Kader Seribu Ulama Doktor
MUI dan Baznas RI Pusat Angkatan 2021

Ada makanan yang membuat masyarakat kita selalu terbelah: ada yang mencintainya sampai menenggelamkan indra pencium, ada yang menghindarinya seperti menghindar dari tetangga yang suka gosip. Dua nama itu mudah disebut bersama: jengkol dan petai. Di meja makan kampung dan warteg, keduanya tak sekadar bahan — mereka adalah tanda identitas kuliner, penanda keberanian lidah, dan, ironisnya, simbol kegelisahan sosial tentang bau, kesehatan, dan kenangan masa kecil. Namun di balik lelucon soal napas selepas santap, jengkol dan petai menyimpan narasi yang lebih kompleks: soal budaya pangan, ilmu gizi, risiko medis, dan peluang ilmu pengetahuan yang jarang kita akui (Kamisah et al., 2013; Shalihat et al., 2023).

Pertama, mari akui satu hal: aromanya bukan sekadar ‘bau’. Aroma pedas-belerang itu muncul dari sekumpulan senyawa belerang (polysulfida, senyawa sulfur volatil) yang membentuk karakter unik petai — dan juga, pada tingkatan lain, jengkol (Frérot et al., 2008; Chhikara et al., 2018). Senyawa-senyawa ini bukan cuma pengganggu hidung yang sopan; beberapa di antaranya bersifat bioaktif dan mengikat perhatian para peneliti karena potensinya sebagai donor gasotransmitter biologis — misalnya pelepas hydrogen sulfide (H₂S) — yang dalam riset molekuler dapat berperan dalam sinyal kardioprotektif dan efek antiinflamasi (Tocmo et al., 2016; Shalihat et al., 2023). Jadi, bau itu berisi bahasa kimia yang menjanjikan kalau kita mau membaca.

Kedua, secara nutrisi petai kerap dipuji. Berbagai kajian menunjukkan bahwa biji Parkia speciosa kaya akan karbohidrat, protein relatif moderat, dan mineral — termasuk kalium — serta sejumlah fenolik dan flavonoid yang memberi aktivitas antioksidan (Chhikara et al., 2018). Petai bukan sekadar lauk; dalam konteks masyarakat agraris, ia adalah sumber energi murah dan mineral penting. Klaim manfaat hipertensi dan pengaturan gula darah pun muncul dalam literatur tradisional dan beberapa studi awal — walau perlu uji klinik lebih lanjut sebelum kita menulisnya di resep dokter (Kamisah et al., 2013).

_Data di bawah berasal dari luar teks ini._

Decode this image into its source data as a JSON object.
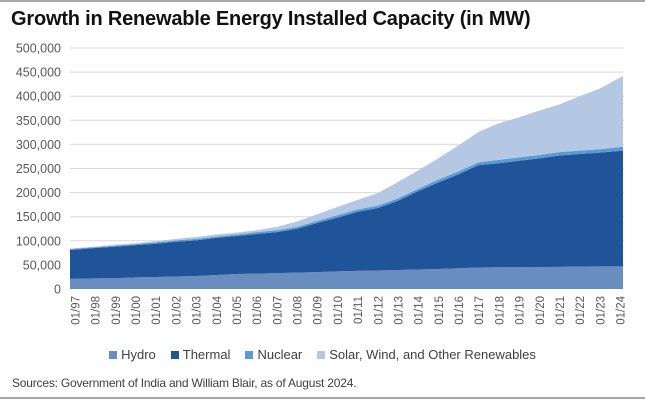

Namun tentu ada sisi gelapnya — dan bukan hanya soal bau yang ‘mengusir’ tetangga. Jengkol, yang populer di Jawa Barat dan beberapa daerah lain, mengandung djenkolic acid — metabolit yang pada beberapa individu dapat menyebabkan sindrom ginjal akut yang dikenal sebagai djenkolism (Bunawan et al., 2014). Kasus-kasus itu, meski jarang, mengingatkan kita bahwa makanan lokal bukan otomatis aman untuk semua orang: ada interaksi kompleks antara komponen makanan dan kerentanan genetik atau kondisi fisiologis konsumen.

Berhadapan dengan paradoks ini — manfaat gizi dan potensi bahaya toksik — masyarakat kita menunjukkan kebijaksanaan tradisional yang menarik. Praktik merebus, merendam, atau mengolah jengkol dan petai dalam bumbu tertentu bukan semata soal rasa; itu juga upaya menurunkan konsentrasi senyawa yang tidak diinginkan, mengubah komposisi volatil, atau membuat tekstur menjadi lebih aman dikonsumsi. Penelitian pangan modern mulai menguak bagaimana perlakuan panas, fermentasi, atau perendaman memodifikasi profil fitokimia dan aktivitas antioksidan kedua bahan ini (Asikin et al., 2018). Praktik tradisional sering kali berangkat dari pengalaman empiris—nilai yang pantas dihormati sekaligus diuji dengan metode ilmiah.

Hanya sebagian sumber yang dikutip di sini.